More needs to be done in terms of awareness, if young girls – whose full potential has been hampered because of teenage pregnancies – are to attain their goals in the future.
The rate of teenage pregnancy in the country is at 24 per cent with regional variations. In rural areas, 24 per cent of girls experience early pregnancy compared to 16 per cent of wealthier households and 21 per cent of urban girls.
While speaking at Live Your Dream conference on in Kampala at the weekend, Miss World Africa Quiin Abenakyo said the practice of early marriage is still prevalent in Uganda and is highly associated with lower female access to secondary education in regions where girls are married before the legal age of 18.
“In United Nations Population Fund (UNFPA) Uganda we have found a partner to help us in the fight against teenage pregnancy. Today one out of four girls is either pregnant or a mother. I believe teenage pregnancy is a real problem that is preventing girls from reaching their full potential,” said Abenakyo.

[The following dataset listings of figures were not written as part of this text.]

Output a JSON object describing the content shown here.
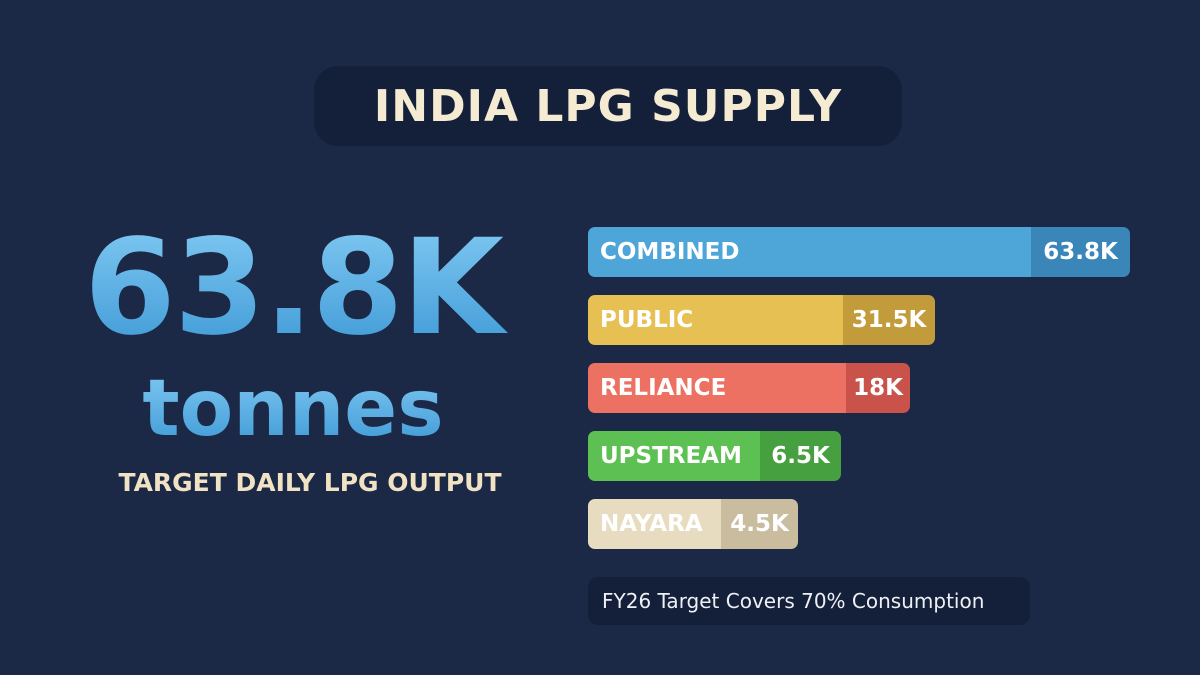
{
  "header": {
    "title": "INDIA LPG SUPPLY"
  },
  "headline": {
    "value": "63.8K",
    "unit": "tonnes",
    "caption": "TARGET DAILY LPG OUTPUT"
  },
  "breakdown": {
    "rows": [
      {
        "label": "COMBINED",
        "value": "63.8K",
        "color": "#4ea6d8",
        "value_color": "#3b86b8"
      },
      {
        "label": "PUBLIC",
        "value": "31.5K",
        "color": "#e6c052",
        "value_color": "#c29c3a"
      },
      {
        "label": "RELIANCE",
        "value": "18K",
        "color": "#ec7162",
        "value_color": "#c9524a"
      },
      {
        "label": "UPSTREAM",
        "value": "6.5K",
        "color": "#5cc052",
        "value_color": "#47a03f"
      },
      {
        "label": "NAYARA",
        "value": "4.5K",
        "color": "#e7dcc0",
        "value_color": "#cabd9f"
      }
    ]
  },
  "note": "FY26 Target Covers 70% Consumption"
}
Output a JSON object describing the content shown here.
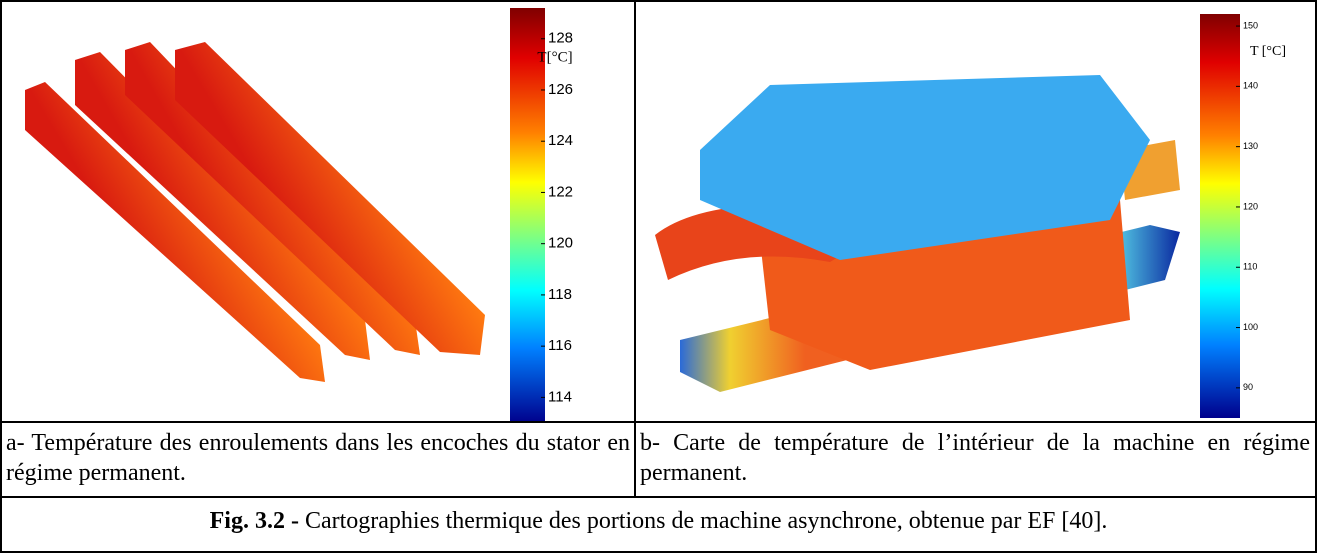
{
  "panels": [
    {
      "colorbar": {
        "label": "T[°C]",
        "range": [
          113,
          129.2
        ],
        "ticks": [
          114,
          116,
          118,
          120,
          122,
          124,
          126,
          128
        ]
      },
      "caption": "a- Température des enroulements dans les encoches du stator en régime permanent."
    },
    {
      "colorbar": {
        "label": "T [°C]",
        "range": [
          85,
          152
        ],
        "ticks": [
          90,
          100,
          110,
          120,
          130,
          140,
          150
        ]
      },
      "caption": "b- Carte de température de l’intérieur de la machine en régime permanent."
    }
  ],
  "figure_caption": {
    "label": "Fig. 3.2 -",
    "text": " Cartographies thermique des portions de machine asynchrone, obtenue par EF [40]."
  }
}
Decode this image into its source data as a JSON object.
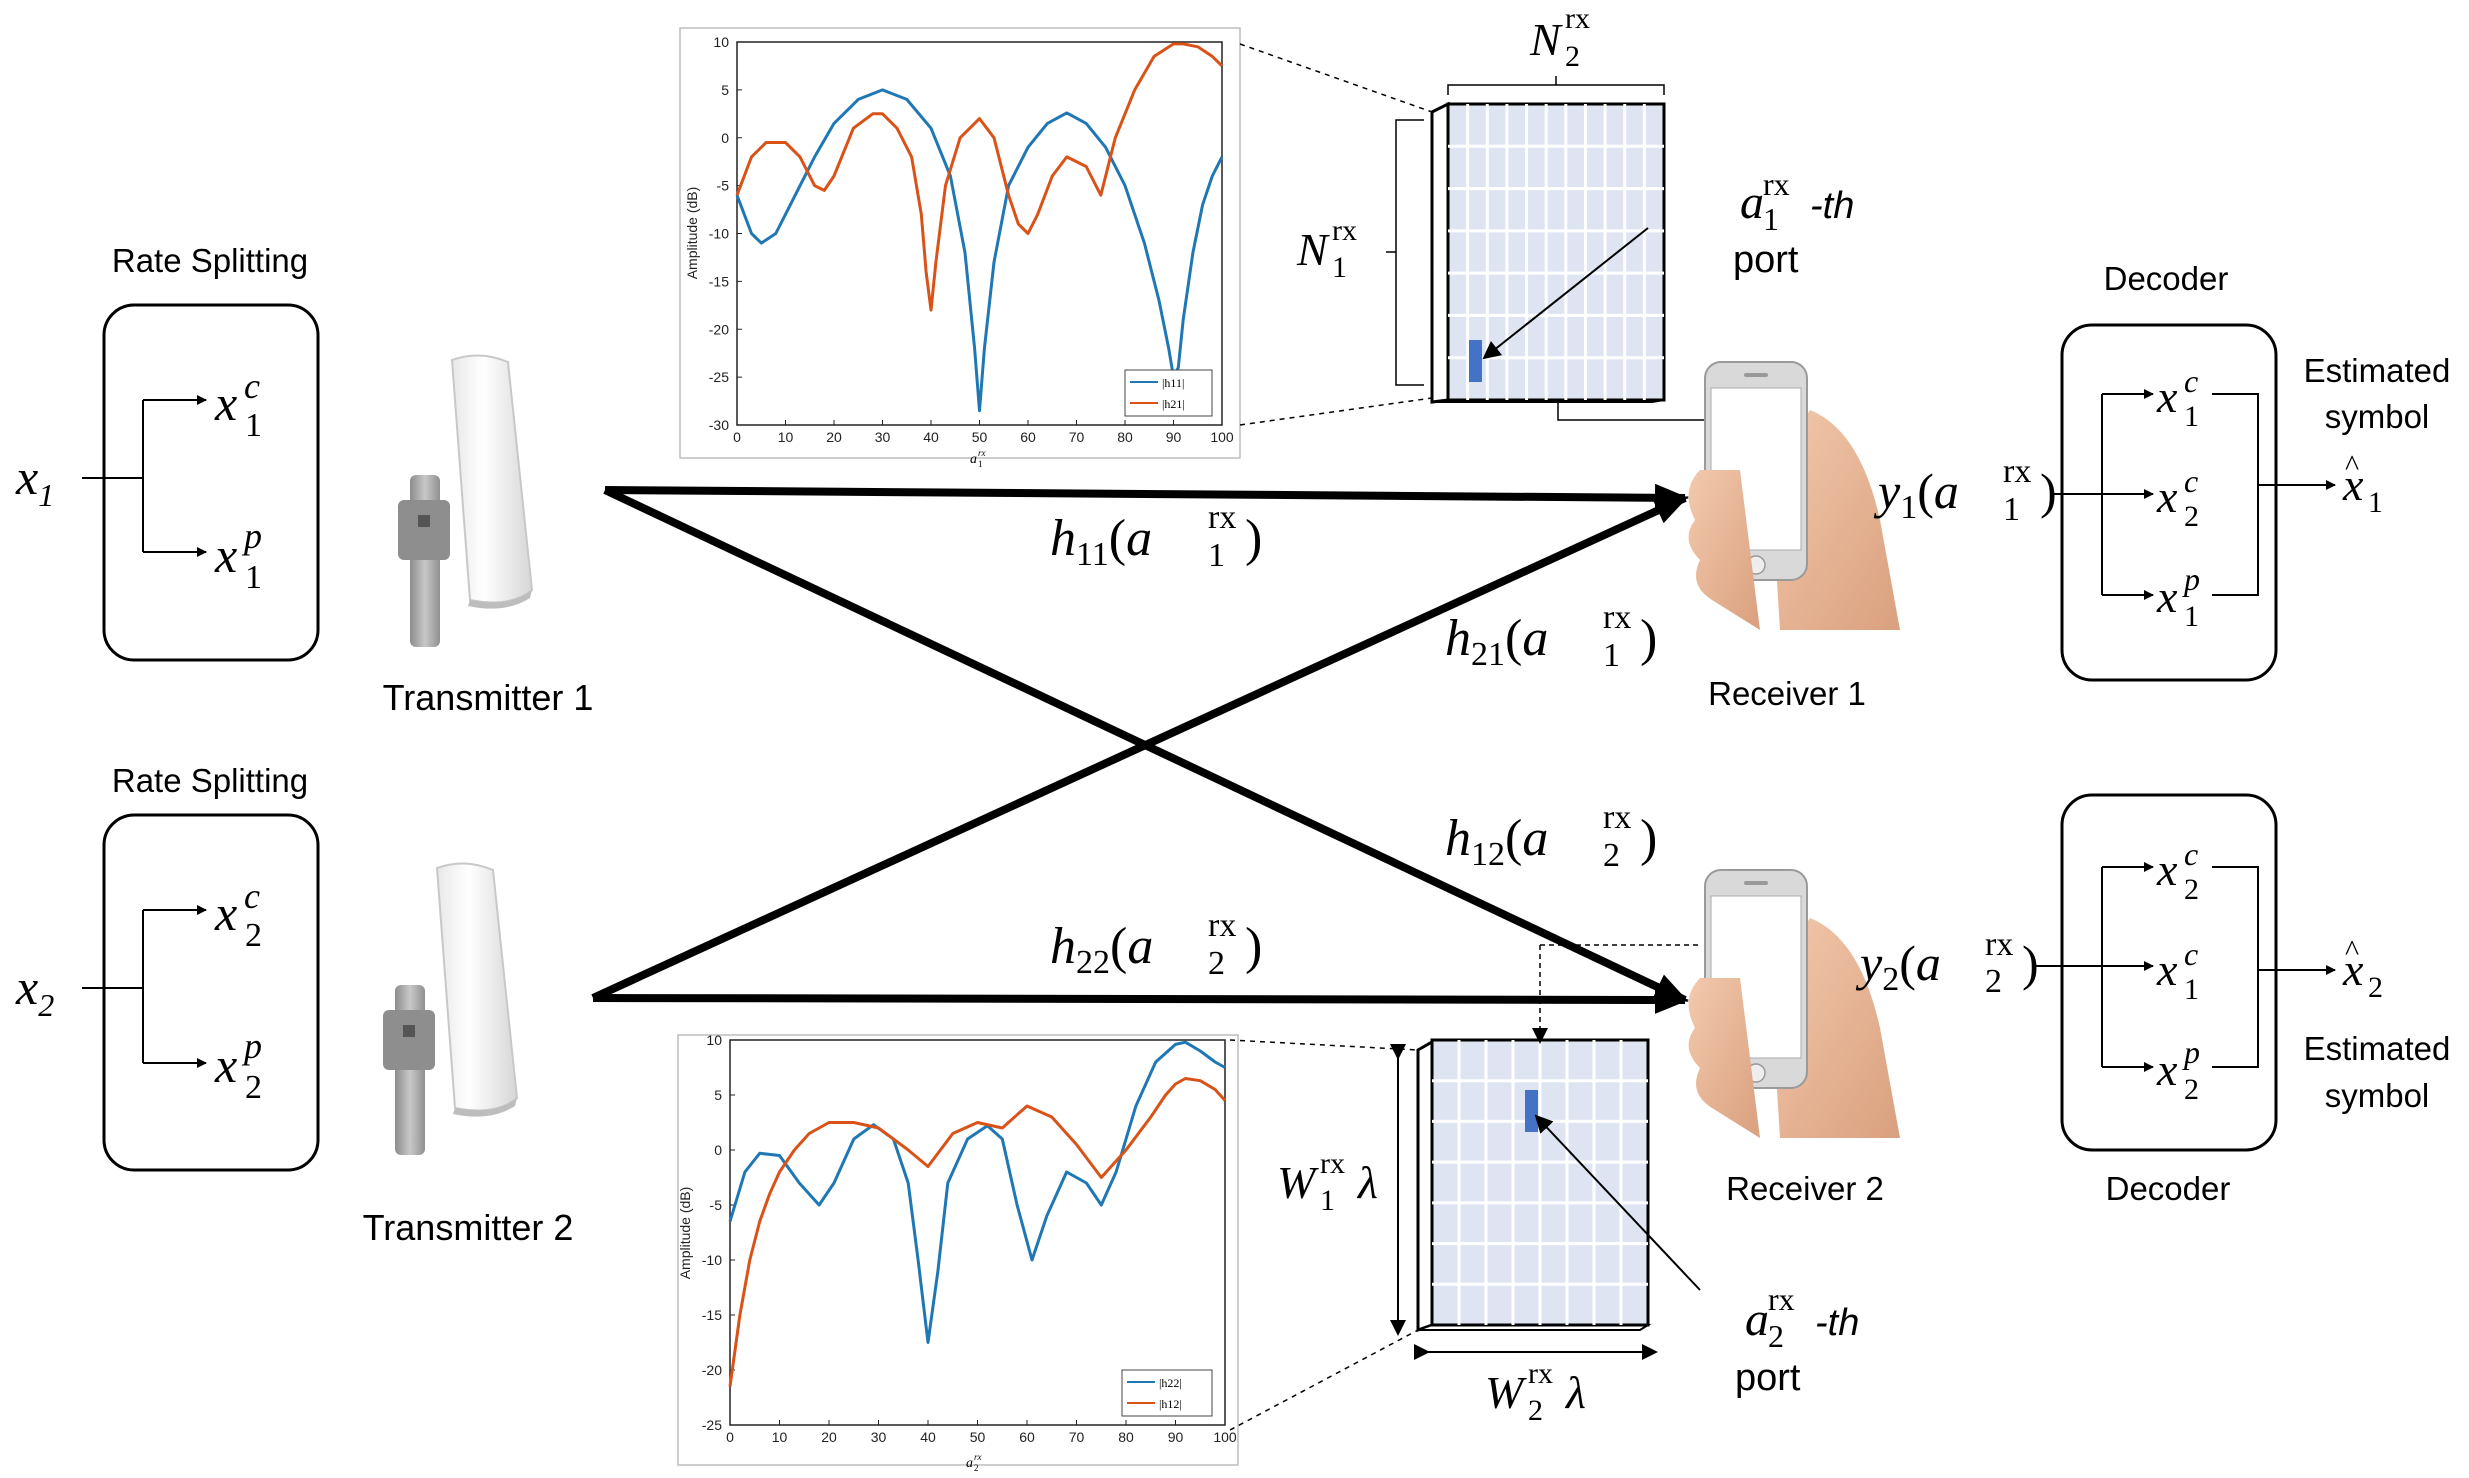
{
  "tx1": {
    "rate_label": "Rate Splitting",
    "label": "Transmitter 1",
    "input": {
      "base": "x",
      "sub": "1"
    },
    "outputs": [
      {
        "base": "x",
        "sub": "1",
        "sup": "c"
      },
      {
        "base": "x",
        "sub": "1",
        "sup": "p"
      }
    ]
  },
  "tx2": {
    "rate_label": "Rate Splitting",
    "label": "Transmitter 2",
    "input": {
      "base": "x",
      "sub": "2"
    },
    "outputs": [
      {
        "base": "x",
        "sub": "2",
        "sup": "c"
      },
      {
        "base": "x",
        "sub": "2",
        "sup": "p"
      }
    ]
  },
  "channels": {
    "h11": {
      "base": "h",
      "sub": "11",
      "arg_base": "a",
      "arg_sub": "1",
      "arg_sup": "rx"
    },
    "h21": {
      "base": "h",
      "sub": "21",
      "arg_base": "a",
      "arg_sub": "1",
      "arg_sup": "rx"
    },
    "h12": {
      "base": "h",
      "sub": "12",
      "arg_base": "a",
      "arg_sub": "2",
      "arg_sup": "rx"
    },
    "h22": {
      "base": "h",
      "sub": "22",
      "arg_base": "a",
      "arg_sub": "2",
      "arg_sup": "rx"
    }
  },
  "rx1": {
    "label": "Receiver 1",
    "signal": {
      "base": "y",
      "sub": "1",
      "arg_base": "a",
      "arg_sub": "1",
      "arg_sup": "rx"
    },
    "decoder_label": "Decoder",
    "decoder_outputs": [
      {
        "base": "x",
        "sub": "1",
        "sup": "c"
      },
      {
        "base": "x",
        "sub": "2",
        "sup": "c"
      },
      {
        "base": "x",
        "sub": "1",
        "sup": "p"
      }
    ],
    "estimate": {
      "base": "x",
      "sub": "1"
    },
    "estimate_label_1": "Estimated",
    "estimate_label_2": "symbol"
  },
  "rx2": {
    "label": "Receiver 2",
    "signal": {
      "base": "y",
      "sub": "2",
      "arg_base": "a",
      "arg_sub": "2",
      "arg_sup": "rx"
    },
    "decoder_label": "Decoder",
    "decoder_outputs": [
      {
        "base": "x",
        "sub": "2",
        "sup": "c"
      },
      {
        "base": "x",
        "sub": "1",
        "sup": "c"
      },
      {
        "base": "x",
        "sub": "2",
        "sup": "p"
      }
    ],
    "estimate": {
      "base": "x",
      "sub": "2"
    },
    "estimate_label_1": "Estimated",
    "estimate_label_2": "symbol"
  },
  "fas1": {
    "n2": {
      "base": "N",
      "sub": "2",
      "sup": "rx"
    },
    "n1": {
      "base": "N",
      "sub": "1",
      "sup": "rx"
    },
    "port_sym": {
      "base": "a",
      "sub": "1",
      "sup": "rx"
    },
    "port_suffix": "-th",
    "port_word": "port"
  },
  "fas2": {
    "w1": {
      "base": "W",
      "sub": "1",
      "sup": "rx",
      "tail": "λ"
    },
    "w2": {
      "base": "W",
      "sub": "2",
      "sup": "rx",
      "tail": "λ"
    },
    "port_sym": {
      "base": "a",
      "sub": "2",
      "sup": "rx"
    },
    "port_suffix": "-th",
    "port_word": "port"
  },
  "colors": {
    "blue": "#1f77b4",
    "orange": "#d95319",
    "port": "#4472c4",
    "grid_bg": "#dfe4f2"
  },
  "chart_data": [
    {
      "type": "line",
      "ylabel": "Amplitude (dB)",
      "xlabel": {
        "base": "a",
        "sub": "1",
        "sup": "rx"
      },
      "xlim": [
        0,
        100
      ],
      "ylim": [
        -30,
        10
      ],
      "xticks": [
        "0",
        "10",
        "20",
        "30",
        "40",
        "50",
        "60",
        "70",
        "80",
        "90",
        "100"
      ],
      "yticks": [
        "10",
        "5",
        "0",
        "-5",
        "-10",
        "-15",
        "-20",
        "-25",
        "-30"
      ],
      "legend": [
        "|h11|",
        "|h21|"
      ],
      "series": [
        {
          "name": "|h11|",
          "color": "#1f77b4",
          "x": [
            0,
            3,
            5,
            8,
            12,
            16,
            20,
            25,
            30,
            35,
            40,
            44,
            47,
            49,
            50,
            51,
            53,
            56,
            60,
            64,
            68,
            72,
            76,
            80,
            84,
            87,
            89,
            90,
            91,
            92,
            94,
            96,
            98,
            100
          ],
          "y": [
            -6,
            -10,
            -11,
            -10,
            -6,
            -2,
            1.5,
            4,
            5,
            4,
            1,
            -4,
            -12,
            -22,
            -28.5,
            -22,
            -13,
            -5,
            -1,
            1.5,
            2.6,
            1.5,
            -1,
            -5,
            -11,
            -17,
            -22,
            -25,
            -24,
            -19,
            -12,
            -7,
            -4,
            -2
          ]
        },
        {
          "name": "|h21|",
          "color": "#d95319",
          "x": [
            0,
            3,
            6,
            10,
            13,
            16,
            18,
            20,
            24,
            28,
            30,
            33,
            36,
            38,
            39,
            40,
            41,
            43,
            46,
            50,
            53,
            56,
            58,
            60,
            62,
            65,
            68,
            72,
            75,
            78,
            82,
            86,
            90,
            92,
            95,
            98,
            100
          ],
          "y": [
            -6,
            -2,
            -0.5,
            -0.5,
            -2,
            -5,
            -5.5,
            -4,
            1,
            2.5,
            2.5,
            1,
            -2,
            -8,
            -14,
            -18,
            -13,
            -5,
            0,
            2,
            0,
            -6,
            -9,
            -10,
            -8,
            -4,
            -2,
            -3,
            -6,
            0,
            5,
            8.5,
            9.8,
            9.8,
            9.5,
            8.5,
            7.5
          ]
        }
      ]
    },
    {
      "type": "line",
      "ylabel": "Amplitude (dB)",
      "xlabel": {
        "base": "a",
        "sub": "2",
        "sup": "rx"
      },
      "xlim": [
        0,
        100
      ],
      "ylim": [
        -25,
        10
      ],
      "xticks": [
        "0",
        "10",
        "20",
        "30",
        "40",
        "50",
        "60",
        "70",
        "80",
        "90",
        "100"
      ],
      "yticks": [
        "10",
        "5",
        "0",
        "-5",
        "-10",
        "-15",
        "-20",
        "-25"
      ],
      "legend": [
        "|h22|",
        "|h12|"
      ],
      "series": [
        {
          "name": "|h22|",
          "color": "#1f77b4",
          "x": [
            0,
            3,
            6,
            10,
            14,
            18,
            21,
            25,
            29,
            33,
            36,
            38,
            40,
            42,
            44,
            48,
            52,
            55,
            58,
            61,
            64,
            68,
            72,
            75,
            78,
            82,
            86,
            90,
            92,
            95,
            98,
            100
          ],
          "y": [
            -6.5,
            -2,
            -0.3,
            -0.5,
            -3,
            -5,
            -3,
            1,
            2.3,
            1,
            -3,
            -10,
            -17.5,
            -11,
            -3,
            1,
            2.2,
            1,
            -5,
            -10,
            -6,
            -2,
            -3,
            -5,
            -2,
            4,
            8,
            9.6,
            9.8,
            9,
            8,
            7.5
          ]
        },
        {
          "name": "|h12|",
          "color": "#d95319",
          "x": [
            0,
            2,
            4,
            6,
            8,
            10,
            13,
            16,
            20,
            25,
            30,
            33,
            36,
            40,
            45,
            50,
            55,
            60,
            65,
            70,
            75,
            80,
            85,
            88,
            90,
            92,
            95,
            98,
            100
          ],
          "y": [
            -21.5,
            -15,
            -10,
            -6.5,
            -4,
            -2,
            0,
            1.5,
            2.5,
            2.5,
            2,
            1,
            0,
            -1.5,
            1.5,
            2.5,
            2,
            4,
            3,
            0.5,
            -2.5,
            0,
            3,
            5,
            6,
            6.5,
            6.3,
            5.5,
            4.5
          ]
        }
      ]
    }
  ]
}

Abenakyo, who was speaking about her success story together with the two former Miss Uganda winners; Phiona Bizzu (2012/13) and Leah Kagasa (2016/17) advised young people to always look beyond the present if they are to attain success.
She added; “Growing up in an extended family left you with no room to play or mess around. If it meant business then it had to be business and this is what I can speak to whoever is seated here look far and don’t waste time being a mother before your right is complete damage to your future.”
Kagasa also encouraged young people who have become mothers not hide from the public.
“Teenage pregnancies affected me in my early life. My cousins and aunties were affected so when I become Miss Uganda I used my position to raise awareness to end teenage. This calls to whoever can help to come out and we end this. If you empower the girl child you will not only change her life but likely transform her entire community,” said Kagasa.
On her part, Bizzu encouraged young people to work in order to earn some money and therefore support themselves. This means, they will stop asking for money which in turn might mean they won’t be bullied into conceiving.
Don’t stop working. That’s how you achieve your dream, my success did not come out of the blue. I am an orphan who grew up in an orphanage. That didn’t stop me from having a dream. Even after I won the Miss Uganda crown, I was shunned by the court of public opinion. But that didn’t stop me,” said Bizzu.